Sophie ROSTOPCHINE, plus connue sous le nom de la comtesse de SEGUR (1799-1874) a écrit de nombreux romans pour enfants. Des souvenirs de sa propre enfance difficile et de ce qu’elle a observé, elle a dressé des scènes au cours desquelles les enfants ne sont pas ménagés et souvent battus. Ses livres « passent mal » aujourd’hui mais de son temps, les punitions corporelles étaient courantes, brutales, excessives, voire arbitraires.
Dans « Pauvre Blaise », publié d’abord en feuilleton dans le magazine La Semaine des enfants en 1861, elle décrit l’épisode de la venue du comte de Frénilly à la ferme où travaille le petit Blaise. Le comte est le propriétaire de la ferme. Il attend la venue de l’enfant dans une pièce, tandis que ses camarades l’observent par la fenêtre, terrorisés car ils le prennent pour un ogre. Le comte saisit l’un d’eux et c’est alors que ses frères se précipitent pour empêcher qu’il soit dévoré, armés d’une fourche et d’un râteau, et le délivrent. Peu après, la fermière les reconduit, penauds, devant le comte :
« Il les attendait debout au milieu de la salle, les bras croisés et tenant une canne à la main. La fermière salua, balbutia quelques mots d’excuse et attendit que le comte parlât. « Approchez, polissons ! dit le comte d’une voix brève ; comment avez-vous osé me menacer de vos fourches ? ROBERT : J’ai cru que vous alliez manger Alcine ; c’est alors que nous avons foncé sur vous pour le dégager. FRANCOIS : Je vous prenais pour un ogre, tant vous aviez l’air sauvage et…mécontent. LE COMTE, à la fermière : Vous leur donnez de jolies idées sur mon compte. Je vous fais compliment de votre succès. Vous pouvez dire à votre mari qu’il n’a pas besoin de se déranger pour venir signer la continuation de son bail. Je vous renvoie à Noël. Et quant à ces maudits garnements, je leur apprendrai à me respecter. Et dégageant sa canne, il leur en donna quelques coups en disant : « Chacun son tour ; voici pour la fourche, voilà pour le râteau ! » Les pauvres enfants se sauvèrent en criant… »

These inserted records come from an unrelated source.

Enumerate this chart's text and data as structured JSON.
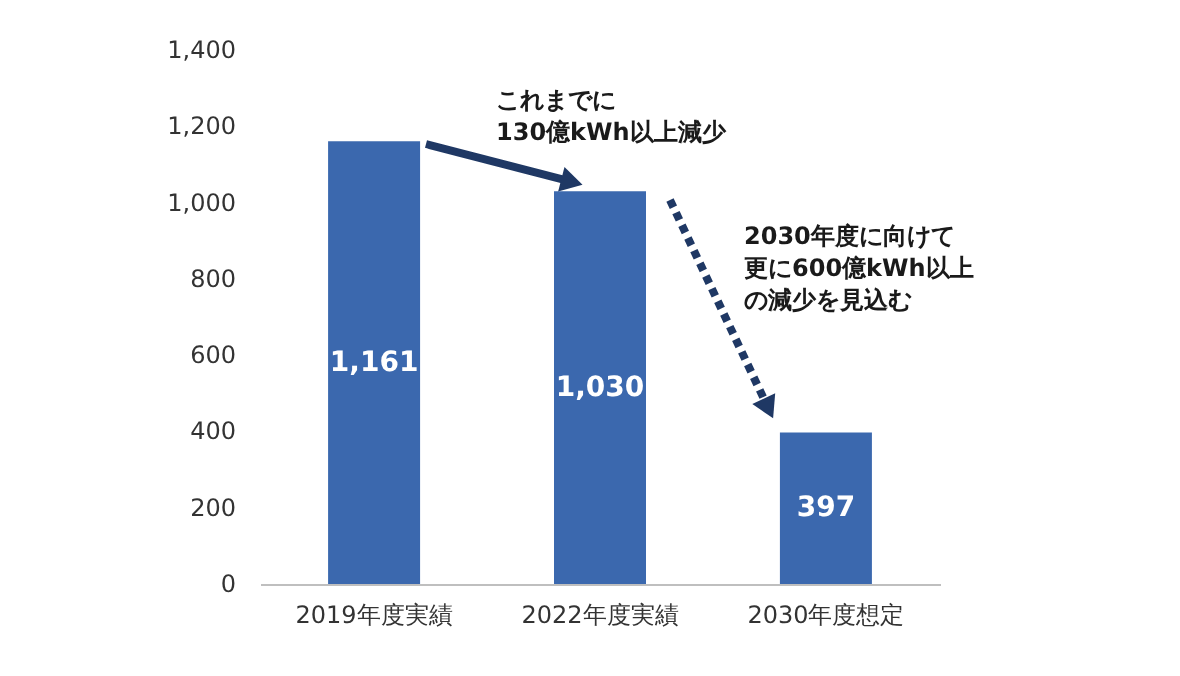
{
  "chart_data": {
    "type": "bar",
    "categories": [
      "2019年度実績",
      "2022年度実績",
      "2030年度想定"
    ],
    "values": [
      1161,
      1030,
      397
    ],
    "color": "#3b68ae",
    "ylim": [
      0,
      1400
    ],
    "yticks": [
      0,
      200,
      400,
      600,
      800,
      {
        "value": 1000,
        "label": "1,000"
      },
      {
        "value": 1200,
        "label": "1,200"
      },
      {
        "value": 1400,
        "label": "1,400"
      }
    ],
    "grid": false,
    "value_labels": [
      "1,161",
      "1,030",
      "397"
    ],
    "annotations": [
      "これまでに130億kWh以上減少",
      "2030年度に向けて更に600億kWh以上の減少を見込む"
    ]
  }
}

D’autres auteurs ont évoqué les coups de canne donnés aux enfants. Louis DESNOYERS (1805-1868) est connu pour avoir écrit « Les Mésaventures de Jean-Paul Choppart », publié en 1834 et qui fit l’objet de nombreuses éditions révisées jusqu’en 1865, puis fut réédité jusqu’à nos jours, et même adapté pour le cinéma.
Lors d’une querelle entre enfants, le jeune Jean-Paul se mêle à la bagarre jusqu’à ce que des hommes viennent séparer les combattants « en cinglant les plus acharnés de quelqued coups de fouet ou de mince baguette. Ce fut ainsi que Jean-Paul se sentit tomber sur le dos plusieurs coups de noisetier qui le pincèrent fort. » (p. 30 de l’édition Duval, 1926).

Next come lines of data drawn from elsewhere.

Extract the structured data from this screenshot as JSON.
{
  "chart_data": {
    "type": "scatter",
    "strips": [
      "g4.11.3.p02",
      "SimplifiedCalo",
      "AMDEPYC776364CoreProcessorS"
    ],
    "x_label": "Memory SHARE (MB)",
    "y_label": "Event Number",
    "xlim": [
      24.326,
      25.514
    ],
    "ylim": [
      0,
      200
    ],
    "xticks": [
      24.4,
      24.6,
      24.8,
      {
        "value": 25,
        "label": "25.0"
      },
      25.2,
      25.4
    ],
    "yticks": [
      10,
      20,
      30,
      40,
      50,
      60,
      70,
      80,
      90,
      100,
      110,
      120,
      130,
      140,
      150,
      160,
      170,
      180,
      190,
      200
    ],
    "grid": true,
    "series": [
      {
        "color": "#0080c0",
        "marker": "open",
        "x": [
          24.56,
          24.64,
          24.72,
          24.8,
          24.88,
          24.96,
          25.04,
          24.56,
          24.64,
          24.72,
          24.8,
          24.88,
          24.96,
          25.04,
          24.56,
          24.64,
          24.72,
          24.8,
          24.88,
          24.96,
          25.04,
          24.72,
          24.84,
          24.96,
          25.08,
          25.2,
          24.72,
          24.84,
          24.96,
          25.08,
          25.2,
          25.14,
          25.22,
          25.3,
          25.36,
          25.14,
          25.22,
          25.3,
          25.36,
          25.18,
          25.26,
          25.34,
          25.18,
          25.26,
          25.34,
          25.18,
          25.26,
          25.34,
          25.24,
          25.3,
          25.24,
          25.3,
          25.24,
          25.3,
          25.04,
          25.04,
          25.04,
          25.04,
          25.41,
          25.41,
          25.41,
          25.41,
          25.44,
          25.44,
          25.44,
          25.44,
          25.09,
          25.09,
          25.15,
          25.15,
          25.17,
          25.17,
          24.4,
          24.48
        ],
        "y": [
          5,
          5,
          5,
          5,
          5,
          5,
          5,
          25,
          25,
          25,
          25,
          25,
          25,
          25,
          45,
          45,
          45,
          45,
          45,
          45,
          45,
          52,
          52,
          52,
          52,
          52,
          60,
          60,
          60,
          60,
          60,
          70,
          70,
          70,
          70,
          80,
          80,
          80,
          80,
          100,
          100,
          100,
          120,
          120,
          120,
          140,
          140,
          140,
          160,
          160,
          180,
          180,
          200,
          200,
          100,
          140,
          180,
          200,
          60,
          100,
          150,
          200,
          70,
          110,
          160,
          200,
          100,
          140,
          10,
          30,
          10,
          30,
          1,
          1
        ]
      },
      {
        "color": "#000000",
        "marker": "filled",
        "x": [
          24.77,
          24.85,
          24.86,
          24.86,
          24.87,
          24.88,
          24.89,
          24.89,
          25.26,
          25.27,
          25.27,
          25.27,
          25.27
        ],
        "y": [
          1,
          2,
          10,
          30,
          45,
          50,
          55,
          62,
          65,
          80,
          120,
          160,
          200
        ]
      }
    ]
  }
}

Ou encore Henri de REGNIER (1864-1936), qui, dans un conte intitulé « L’Acacia », publié dans « Le plateau de laque » en 1913, évoque l’agitation des enfants autour d’un acacia abattu dans un village : « Heurtaut, le garde-champêtre, menaçait de son bâton quelques gamins qui gambadaient en agitant à grands bras des branches fleuries. (…) Il allongea un coup de canne à un gamin qui s’approchait pour arracher une branche à l’arbre tombé ».
L’évolution des moeurs et de la législation font qu’aujourd’hui les châtiments corporels, qui plus est sur des enfants, sont aujourd’hui interdits et correctionnellement punis.